Ainda o terceiro segredo de Fátima

Com relação ao (recém-divulgado) texto presumivelmente escrito pela Ir. Lúcia contendo uma parte não revelada do Segredo de Fátima, vale tecer os seguintes ligeiros comentários:

– Nunca deixou de haver polêmica sobre o terceiro segredo de Fátima, nem mesmo após a divulgação da Mensagem do ano 2000; no entanto, a própria Ir. Lúcia estava viva até 2005 e não se tem registro de que ela tivesse jamais protestado contra nenhuma mutilação da mensagem que lhe fora confiada pela Rainha dos Céus. A idéia de que aquela era na verdade uma sósia da Irmã Lúcia é extravagante demais para merecer muito crédito.
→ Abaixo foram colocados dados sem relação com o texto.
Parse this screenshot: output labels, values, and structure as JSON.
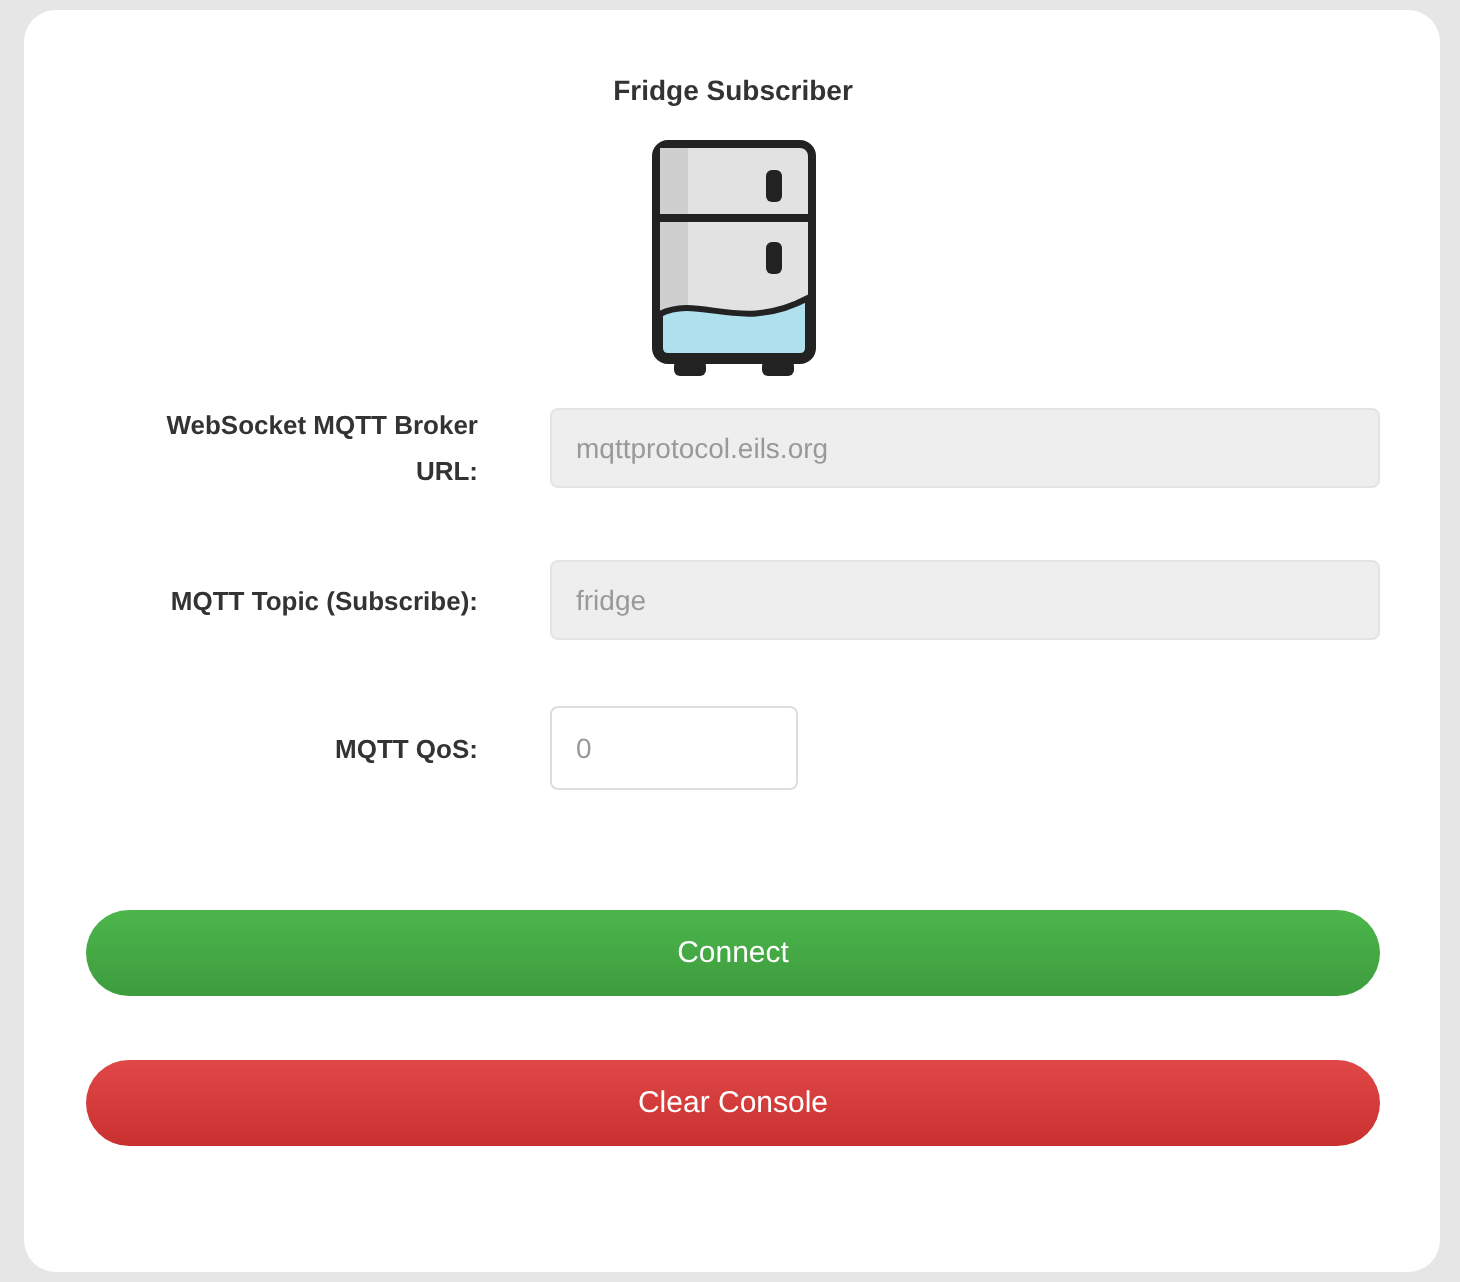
{
  "title": "Fridge Subscriber",
  "fields": [
    {
      "label": "WebSocket MQTT Broker URL:",
      "value": "mqttprotocol.eils.org",
      "disabled": true,
      "kind": "wide"
    },
    {
      "label": "MQTT Topic (Subscribe):",
      "value": "fridge",
      "disabled": true,
      "kind": "wide"
    },
    {
      "label": "MQTT QoS:",
      "value": "0",
      "disabled": false,
      "kind": "short"
    }
  ],
  "buttons": [
    {
      "label": "Connect",
      "kind": "success"
    },
    {
      "label": "Clear Console",
      "kind": "danger"
    }
  ]
}
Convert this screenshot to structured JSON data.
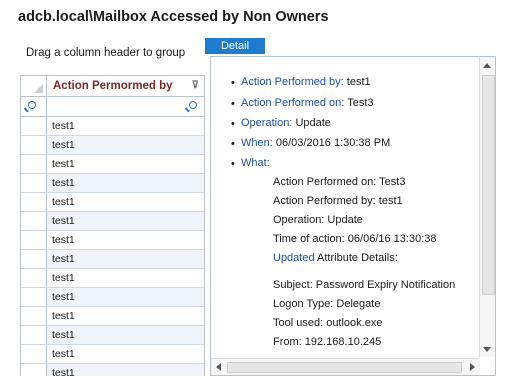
{
  "title": "adcb.local\\Mailbox Accessed by Non Owners",
  "group_hint": "Drag a column header to group",
  "detail_tab": "Detail",
  "grid": {
    "column_header": "Action Permormed by",
    "rows": [
      "test1",
      "test1",
      "test1",
      "test1",
      "test1",
      "test1",
      "test1",
      "test1",
      "test1",
      "test1",
      "test1",
      "test1",
      "test1",
      "test1"
    ]
  },
  "detail": {
    "items": [
      {
        "label": "Action Performed by:",
        "value": "test1"
      },
      {
        "label": "Action Performed on:",
        "value": "Test3"
      },
      {
        "label": "Operation:",
        "value": "Update"
      },
      {
        "label": "When:",
        "value": "06/03/2016 1:30:38 PM"
      },
      {
        "label": "What:",
        "value": ""
      }
    ],
    "what": {
      "action_on": "Action Performed on:  Test3",
      "action_by": "Action Performed by:  test1",
      "operation": "Operation:  Update",
      "time": "Time of action:  06/06/16 13:30:38",
      "updated_word": "Updated",
      "updated_rest": " Attribute Details:",
      "subject": "Subject:  Password Expiry Notification",
      "logon": "Logon Type:  Delegate",
      "tool": "Tool used:  outlook.exe",
      "from": "From:  192.168.10.245"
    }
  }
}
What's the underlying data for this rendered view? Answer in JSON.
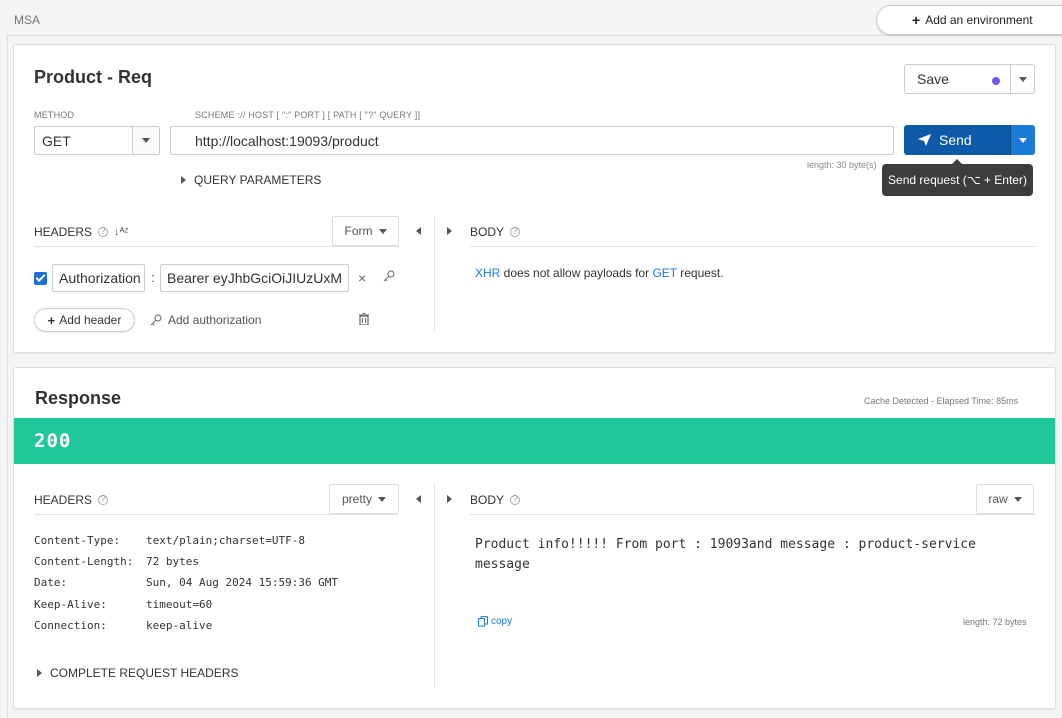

– Este blog acha até possível haver uma parte não-revelada do Terceiro Segredo — uma tida talvez como espúria, não confirmada pelos videntes, entregue em momento diferente e constante em documento separado, talvez até perdido no Arquivo do Santo Ofício. Ao que me parece, não existe nenhum óbice teológico a que a Virgem Maria tenha comunicado aos videntes mais do que foi reconhecido pela Igreja como legítimo.

– Não é no entanto possível duvidar da sinceridade de São João Paulo II, que não tinha nenhum motivo especial para revelar o «segredo» no ano 2000 e, portanto, tendo decidido livremente fazê-lo, não teria por quê reter uma parte sabidamente autêntica da mensagem e mentir diante do mundo inteiro. Se ele não julgasse conveniente revelar o segredo, não precisaria tê-lo revelado — como aliás fizeram outros Papas anteriormente a ele. Não há portanto motivo algum para ocultar deliberadamente uma parte da mensagem e, ainda assim, afirmar abertamente estar divulgando a mensagem inteira. Isso não tem lógica nenhuma.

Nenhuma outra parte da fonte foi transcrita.